Eames could write treatises on Arthur's ridiculous tensile reactions. Perhaps tomorrow, when he feels less like dying.
"What is it, then," he manages around a yawn.
"You're all stiff," Eames complains. "Not comfortable. Out with it."
"I apologize that my pillowing skills are not up to your standards," Arthur says, and he actually sounds a little sorry.
"Sarcasm will not make you softer," Eames says. "What is it?"
"Well," Arthur says. "Just--about last night--"
"Oh," Eames says, "that." He levers himself upright at considerable cost to his remaining energy and gives Arthur an exasperated look. "Honestly, love--"
"No," Arthur says firmly. "Look. I…reacted badly, but I'm not--I'm not sorry about it. And I just want you to understand that I could….react badly. In similar situations. In the future. You need to be aware that it's a possibility."

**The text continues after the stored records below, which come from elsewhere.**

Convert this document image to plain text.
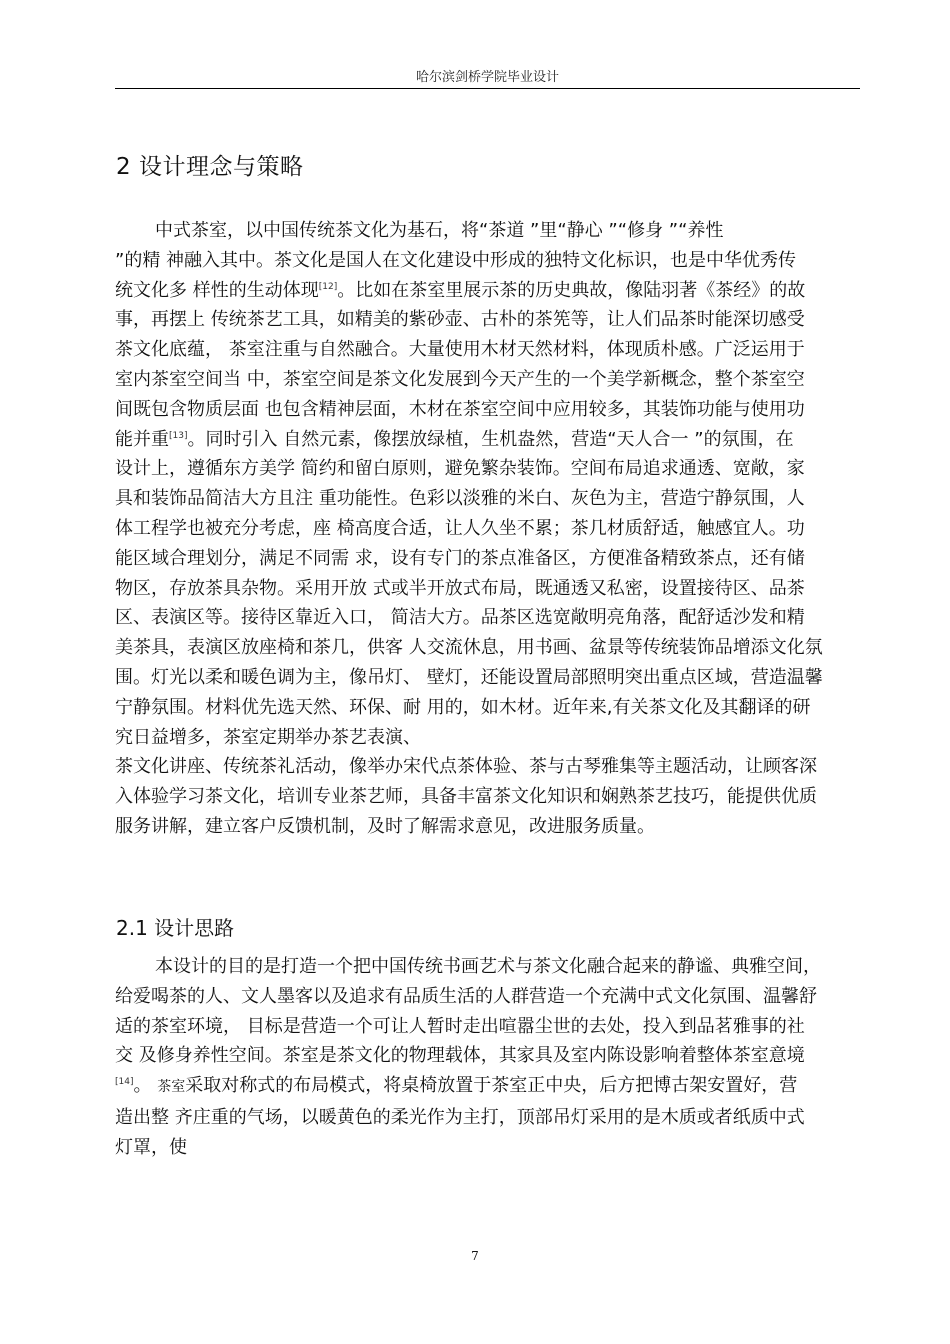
哈尔滨剑桥学院毕业设计
2 设计理念与策略
中式茶室，以中国传统茶文化为基石，将“茶道 ”里“静心 ”“修身 ”“养性
”的精 神融入其中。茶文化是国人在文化建设中形成的独特文化标识，也是中华优秀传
统文化多 样性的生动体现[12]。比如在茶室里展示茶的历史典故，像陆羽著《茶经》的故
事，再摆上 传统茶艺工具，如精美的紫砂壶、古朴的茶筅等，让人们品茶时能深切感受
茶文化底蕴， 茶室注重与自然融合。大量使用木材天然材料，体现质朴感。广泛运用于
室内茶室空间当 中，茶室空间是茶文化发展到今天产生的一个美学新概念，整个茶室空
间既包含物质层面 也包含精神层面，木材在茶室空间中应用较多，其装饰功能与使用功
能并重[13]。同时引入 自然元素，像摆放绿植，生机盎然，营造“天人合一 ”的氛围，在
设计上，遵循东方美学 简约和留白原则，避免繁杂装饰。空间布局追求通透、宽敞，家
具和装饰品简洁大方且注 重功能性。色彩以淡雅的米白、灰色为主，营造宁静氛围，人
体工程学也被充分考虑，座 椅高度合适，让人久坐不累；茶几材质舒适，触感宜人。功
能区域合理划分，满足不同需 求，设有专门的茶点准备区，方便准备精致茶点，还有储
物区，存放茶具杂物。采用开放 式或半开放式布局，既通透又私密，设置接待区、品茶
区、表演区等。接待区靠近入口， 简洁大方。品茶区选宽敞明亮角落，配舒适沙发和精
美茶具，表演区放座椅和茶几，供客 人交流休息，用书画、盆景等传统装饰品增添文化氛
围。灯光以柔和暖色调为主，像吊灯、 壁灯，还能设置局部照明突出重点区域，营造温馨
宁静氛围。材料优先选天然、环保、耐 用的，如木材。近年来,有关茶文化及其翻译的研
究日益增多，茶室定期举办茶艺表演、
茶文化讲座、传统茶礼活动，像举办宋代点茶体验、茶与古琴雅集等主题活动，让顾客深
入体验学习茶文化，培训专业茶艺师，具备丰富茶文化知识和娴熟茶艺技巧，能提供优质
服务讲解，建立客户反馈机制，及时了解需求意见，改进服务质量。
2.1 设计思路
本设计的目的是打造一个把中国传统书画艺术与茶文化融合起来的静谧、典雅空间，
给爱喝茶的人、文人墨客以及追求有品质生活的人群营造一个充满中式文化氛围、温馨舒
适的茶室环境， 目标是营造一个可让人暂时走出喧嚣尘世的去处，投入到品茗雅事的社
交 及修身养性空间。茶室是茶文化的物理载体，其家具及室内陈设影响着整体茶室意境
[14]。 茶室采取对称式的布局模式，将桌椅放置于茶室正中央，后方把博古架安置好，营
造出整 齐庄重的气场，以暖黄色的柔光作为主打，顶部吊灯采用的是木质或者纸质中式
灯罩，使
7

Eames stares. Arthur won't meet his eyes and there's a very faint flush to his cheeks, and oh, he is the most ridiculous person Eames has ever met.
"Is that all?" he asks, settling down again. "Oh, well. I love you too, then."
"That is not what I--"
"Yes it is," Eames tells him, grinning faintly. "Any other earth-shattering revelations, or can I continue in my convalesce?"
There is a very faint pause. Then Arthur says, "The next time I get sick, I am going to make your life a living hell, just to spite you."
"You shock me," Eames murmurs. He's definitely losing the good fight towards wakefulness, and he feels it's only fair to add, "You don't have to stay, you know. I'll sleep on regardless."
"I'm fine here," Arthur says. He picks the book up again, balancing it against the top of Eames' head, and puts his free hand on Eames' back. "Go back to sleep. I'll wake you for dinner."
"Mmmm," Eames agrees. He closes his eyes.